Rabastan closed his eyes, a heavy sense of calm and what might have been contentment, if it weren’t so forceful, crashing over him like a tidal ridge under the administrations of Macnair’s bruising mouth, his wonderful mouth that broke blood, but not the skin that imprisoned it. Layers of clothing were shed through writhing, like snakeskin, and mountainous bodies were mapped by harsh hands. He could trace the Highlands, Rabastan thought, in Macnair’s rough form; it wouldn’t have surprised him to learn that Macnair had not been born but grown, sculpted from the very earth of the hulking hills and sloping moors, an evolutionary Gaelic god.

He no longer took notice of the cold, and found the scrape of the cave’s rugged wall against his torso -- for in the axis of their motions he had got spun around -- not unpleasant in the slightest.
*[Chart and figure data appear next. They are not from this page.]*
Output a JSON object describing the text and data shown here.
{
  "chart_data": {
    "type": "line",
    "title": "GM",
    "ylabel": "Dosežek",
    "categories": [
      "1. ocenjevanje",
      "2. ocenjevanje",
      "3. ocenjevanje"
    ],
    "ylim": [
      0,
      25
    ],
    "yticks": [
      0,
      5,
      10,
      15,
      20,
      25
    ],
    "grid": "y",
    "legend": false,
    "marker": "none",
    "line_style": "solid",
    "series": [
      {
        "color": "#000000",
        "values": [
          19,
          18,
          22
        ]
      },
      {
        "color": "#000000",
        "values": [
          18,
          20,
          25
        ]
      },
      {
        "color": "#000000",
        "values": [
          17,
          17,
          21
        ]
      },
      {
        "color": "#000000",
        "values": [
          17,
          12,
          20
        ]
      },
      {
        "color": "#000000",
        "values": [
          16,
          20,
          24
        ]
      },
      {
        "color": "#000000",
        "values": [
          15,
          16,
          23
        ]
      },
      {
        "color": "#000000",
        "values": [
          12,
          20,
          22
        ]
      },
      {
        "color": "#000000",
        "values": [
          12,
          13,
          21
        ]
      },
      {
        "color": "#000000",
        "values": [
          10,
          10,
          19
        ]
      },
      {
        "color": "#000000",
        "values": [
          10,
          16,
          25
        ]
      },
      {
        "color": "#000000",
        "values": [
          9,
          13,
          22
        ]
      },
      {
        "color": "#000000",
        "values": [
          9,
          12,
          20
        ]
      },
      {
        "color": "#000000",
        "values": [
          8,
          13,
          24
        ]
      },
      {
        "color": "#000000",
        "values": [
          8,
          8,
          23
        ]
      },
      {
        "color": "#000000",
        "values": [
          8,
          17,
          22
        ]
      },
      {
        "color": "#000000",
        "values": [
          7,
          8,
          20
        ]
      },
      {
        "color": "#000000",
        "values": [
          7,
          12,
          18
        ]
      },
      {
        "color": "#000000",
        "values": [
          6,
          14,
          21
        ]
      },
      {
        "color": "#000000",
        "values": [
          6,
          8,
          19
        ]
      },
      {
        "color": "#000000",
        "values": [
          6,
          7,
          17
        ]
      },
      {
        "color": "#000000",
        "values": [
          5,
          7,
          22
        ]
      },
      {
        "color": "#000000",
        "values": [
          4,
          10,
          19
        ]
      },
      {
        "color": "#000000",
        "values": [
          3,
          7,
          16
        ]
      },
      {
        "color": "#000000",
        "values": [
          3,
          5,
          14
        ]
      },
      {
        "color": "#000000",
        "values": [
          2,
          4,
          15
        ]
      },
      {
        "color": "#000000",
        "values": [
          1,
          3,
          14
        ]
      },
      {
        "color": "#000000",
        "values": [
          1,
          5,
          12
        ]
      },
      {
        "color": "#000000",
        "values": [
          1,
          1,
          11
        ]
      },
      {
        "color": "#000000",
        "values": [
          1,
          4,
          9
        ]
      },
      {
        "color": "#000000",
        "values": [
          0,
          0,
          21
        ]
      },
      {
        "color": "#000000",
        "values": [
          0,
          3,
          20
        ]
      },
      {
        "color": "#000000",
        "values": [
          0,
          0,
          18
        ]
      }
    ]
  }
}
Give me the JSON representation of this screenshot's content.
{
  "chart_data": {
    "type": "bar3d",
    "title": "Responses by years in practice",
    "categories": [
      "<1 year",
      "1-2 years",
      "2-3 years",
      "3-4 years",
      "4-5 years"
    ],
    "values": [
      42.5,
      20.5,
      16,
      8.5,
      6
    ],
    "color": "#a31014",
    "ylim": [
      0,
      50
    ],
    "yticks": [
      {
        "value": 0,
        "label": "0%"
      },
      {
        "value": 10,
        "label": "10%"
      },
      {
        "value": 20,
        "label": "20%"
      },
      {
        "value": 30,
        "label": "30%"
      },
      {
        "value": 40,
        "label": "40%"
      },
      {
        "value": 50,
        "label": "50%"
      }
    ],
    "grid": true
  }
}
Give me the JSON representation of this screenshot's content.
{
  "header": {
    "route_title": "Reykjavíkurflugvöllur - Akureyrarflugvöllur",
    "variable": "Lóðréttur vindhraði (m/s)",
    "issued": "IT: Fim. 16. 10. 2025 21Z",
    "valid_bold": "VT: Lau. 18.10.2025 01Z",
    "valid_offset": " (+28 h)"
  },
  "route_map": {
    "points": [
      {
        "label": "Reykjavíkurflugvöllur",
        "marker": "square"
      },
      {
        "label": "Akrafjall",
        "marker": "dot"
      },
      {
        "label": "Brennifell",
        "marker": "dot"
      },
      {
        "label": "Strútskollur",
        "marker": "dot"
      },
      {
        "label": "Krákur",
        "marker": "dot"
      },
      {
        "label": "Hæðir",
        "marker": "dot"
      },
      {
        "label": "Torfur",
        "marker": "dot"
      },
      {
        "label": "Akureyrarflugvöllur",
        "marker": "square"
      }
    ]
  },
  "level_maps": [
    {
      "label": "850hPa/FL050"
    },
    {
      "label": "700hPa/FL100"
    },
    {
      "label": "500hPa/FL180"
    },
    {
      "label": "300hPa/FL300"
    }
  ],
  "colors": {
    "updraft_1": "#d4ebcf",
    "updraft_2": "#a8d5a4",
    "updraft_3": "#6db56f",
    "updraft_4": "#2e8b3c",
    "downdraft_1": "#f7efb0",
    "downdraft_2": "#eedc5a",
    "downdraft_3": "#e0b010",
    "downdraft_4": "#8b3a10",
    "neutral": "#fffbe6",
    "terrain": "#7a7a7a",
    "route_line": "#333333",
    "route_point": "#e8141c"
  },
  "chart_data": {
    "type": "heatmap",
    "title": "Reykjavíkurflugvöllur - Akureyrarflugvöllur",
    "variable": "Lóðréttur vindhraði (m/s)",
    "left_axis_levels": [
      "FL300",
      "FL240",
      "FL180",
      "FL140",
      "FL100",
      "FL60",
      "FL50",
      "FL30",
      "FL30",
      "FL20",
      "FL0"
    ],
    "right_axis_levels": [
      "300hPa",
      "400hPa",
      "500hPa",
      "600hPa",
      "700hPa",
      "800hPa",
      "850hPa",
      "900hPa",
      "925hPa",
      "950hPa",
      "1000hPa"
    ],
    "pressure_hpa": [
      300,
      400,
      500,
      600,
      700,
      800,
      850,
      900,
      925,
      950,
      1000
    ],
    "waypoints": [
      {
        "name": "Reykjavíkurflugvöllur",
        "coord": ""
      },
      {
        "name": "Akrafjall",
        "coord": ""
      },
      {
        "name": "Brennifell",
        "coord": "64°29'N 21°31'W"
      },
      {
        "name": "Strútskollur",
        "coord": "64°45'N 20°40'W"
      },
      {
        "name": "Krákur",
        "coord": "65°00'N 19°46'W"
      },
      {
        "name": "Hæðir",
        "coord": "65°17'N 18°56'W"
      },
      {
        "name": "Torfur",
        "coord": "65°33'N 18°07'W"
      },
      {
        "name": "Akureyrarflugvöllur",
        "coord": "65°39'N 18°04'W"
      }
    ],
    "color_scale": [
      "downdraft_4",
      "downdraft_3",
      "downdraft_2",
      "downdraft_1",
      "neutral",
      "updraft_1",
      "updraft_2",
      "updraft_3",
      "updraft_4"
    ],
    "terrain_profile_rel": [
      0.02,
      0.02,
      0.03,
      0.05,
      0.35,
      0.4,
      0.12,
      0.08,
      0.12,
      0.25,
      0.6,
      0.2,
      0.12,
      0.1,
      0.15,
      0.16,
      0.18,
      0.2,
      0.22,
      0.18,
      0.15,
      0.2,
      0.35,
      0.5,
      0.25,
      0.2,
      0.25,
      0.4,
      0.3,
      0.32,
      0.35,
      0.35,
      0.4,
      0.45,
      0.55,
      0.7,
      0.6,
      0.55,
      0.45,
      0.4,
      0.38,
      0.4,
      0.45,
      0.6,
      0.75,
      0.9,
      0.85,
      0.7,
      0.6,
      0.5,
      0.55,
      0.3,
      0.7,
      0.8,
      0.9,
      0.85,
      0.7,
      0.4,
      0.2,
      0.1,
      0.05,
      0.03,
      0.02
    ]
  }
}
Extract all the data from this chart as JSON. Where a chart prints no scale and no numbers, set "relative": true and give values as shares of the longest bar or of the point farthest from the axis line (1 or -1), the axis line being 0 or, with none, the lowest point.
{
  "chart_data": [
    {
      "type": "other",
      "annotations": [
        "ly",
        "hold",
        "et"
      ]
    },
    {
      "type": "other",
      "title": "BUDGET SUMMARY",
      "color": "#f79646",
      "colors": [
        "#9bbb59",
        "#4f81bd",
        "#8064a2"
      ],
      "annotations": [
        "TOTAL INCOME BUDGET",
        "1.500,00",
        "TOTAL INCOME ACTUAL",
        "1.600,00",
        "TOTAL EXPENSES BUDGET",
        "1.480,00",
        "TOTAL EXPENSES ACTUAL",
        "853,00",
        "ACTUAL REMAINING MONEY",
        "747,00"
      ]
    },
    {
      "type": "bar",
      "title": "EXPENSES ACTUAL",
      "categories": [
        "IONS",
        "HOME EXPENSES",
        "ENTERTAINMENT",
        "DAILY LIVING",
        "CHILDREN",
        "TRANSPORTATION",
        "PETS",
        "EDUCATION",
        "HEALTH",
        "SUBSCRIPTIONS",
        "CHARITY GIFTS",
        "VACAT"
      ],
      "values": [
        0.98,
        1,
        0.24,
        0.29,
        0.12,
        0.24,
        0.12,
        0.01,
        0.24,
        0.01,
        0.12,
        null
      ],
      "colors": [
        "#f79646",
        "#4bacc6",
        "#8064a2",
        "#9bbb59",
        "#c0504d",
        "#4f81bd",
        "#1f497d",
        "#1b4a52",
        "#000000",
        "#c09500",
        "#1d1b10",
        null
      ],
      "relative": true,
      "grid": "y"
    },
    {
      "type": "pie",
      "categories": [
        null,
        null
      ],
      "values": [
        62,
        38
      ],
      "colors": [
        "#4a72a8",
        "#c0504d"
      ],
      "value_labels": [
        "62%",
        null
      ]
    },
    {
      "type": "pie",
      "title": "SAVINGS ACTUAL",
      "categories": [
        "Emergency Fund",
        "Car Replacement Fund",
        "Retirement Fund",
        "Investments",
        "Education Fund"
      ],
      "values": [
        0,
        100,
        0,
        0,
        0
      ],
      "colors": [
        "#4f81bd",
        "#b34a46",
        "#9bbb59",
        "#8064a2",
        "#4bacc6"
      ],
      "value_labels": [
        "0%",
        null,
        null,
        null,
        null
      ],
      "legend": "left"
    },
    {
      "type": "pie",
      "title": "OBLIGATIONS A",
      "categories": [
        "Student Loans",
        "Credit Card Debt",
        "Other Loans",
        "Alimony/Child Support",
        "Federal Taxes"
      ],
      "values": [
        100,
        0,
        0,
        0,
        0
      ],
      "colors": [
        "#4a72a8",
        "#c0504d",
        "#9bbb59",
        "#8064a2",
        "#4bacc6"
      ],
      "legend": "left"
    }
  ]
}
“Walden . . .” The word was hoarse, spoken with the slithering tail of a breath -- Rabastan’s last, before Macnair’s left hand slid up from his trunk to grasp his throat. The dull ache that had been cocooned in Rabastan’s groin unfurled throughout his lungs, his limbs, as Macnair crushed him against the cavern wall. Between a rock and a hard place; oh, this was indeed his favourite spot in all the world . . .

“I like ye better,” Macnair repeated, his gravelly brogue rolling like a rockslide from his lips, “silent, Lestrange.”

Rabastan had no choice but to comply and no inclination to rebel, as Walden stained his neck with fingerprints. Black and blue joined the violet of previously devoured flesh, and Rabastan fought to snare the groan building behind it.

It is sometimes said that each soul possesses its own music, a song that sets the pace by which all scenes in life are performed. The executioner’s percussive rhythm was primaeval -- Prime evil, the thought pulsed to light in Rabastan’s mind -- not an urgency but a reiteration. Gradual, like the worship of a Muggle god, an antiphon following a lengthy epistle.

This was Rabastan’s gospel.

His observations, the parallels he drew, his very perception was proven correct with every drumbeat that culminated in a kindred reunion to this barbarous joining. How could anyone call him -- their cause, this act -- wrong, when its very happening only proved his rightness (and it did feel right, right and roughshod, a cruelty worthy of irony) and, therefore, his quality? Wicked, no; Rabastan was not a wicked man, but the epitome of virtue in the only true reality: one without manmade interferences. He was being fucked by a god in a wasteland that had swollen into alps with myth, to which he had been sent to oversee the forging of Ragnarok.

Primal, primitive, simple, uncomplicated, blunt.

Bellatrix Black was the pins and needles one had to tread to avoid agitating insanity. A thorn in Rabastan’s side.

And because ill-starred was rarely without the companionship of irony, Rabastan could almost forgive her her torments. To err is human, after all; to forgive . . .

His antiphon undeniable, Rabastan Lestrange lent his voice to the rataplan song of his world, and gave up his own strangled scream to the mountains' reverberant holloes.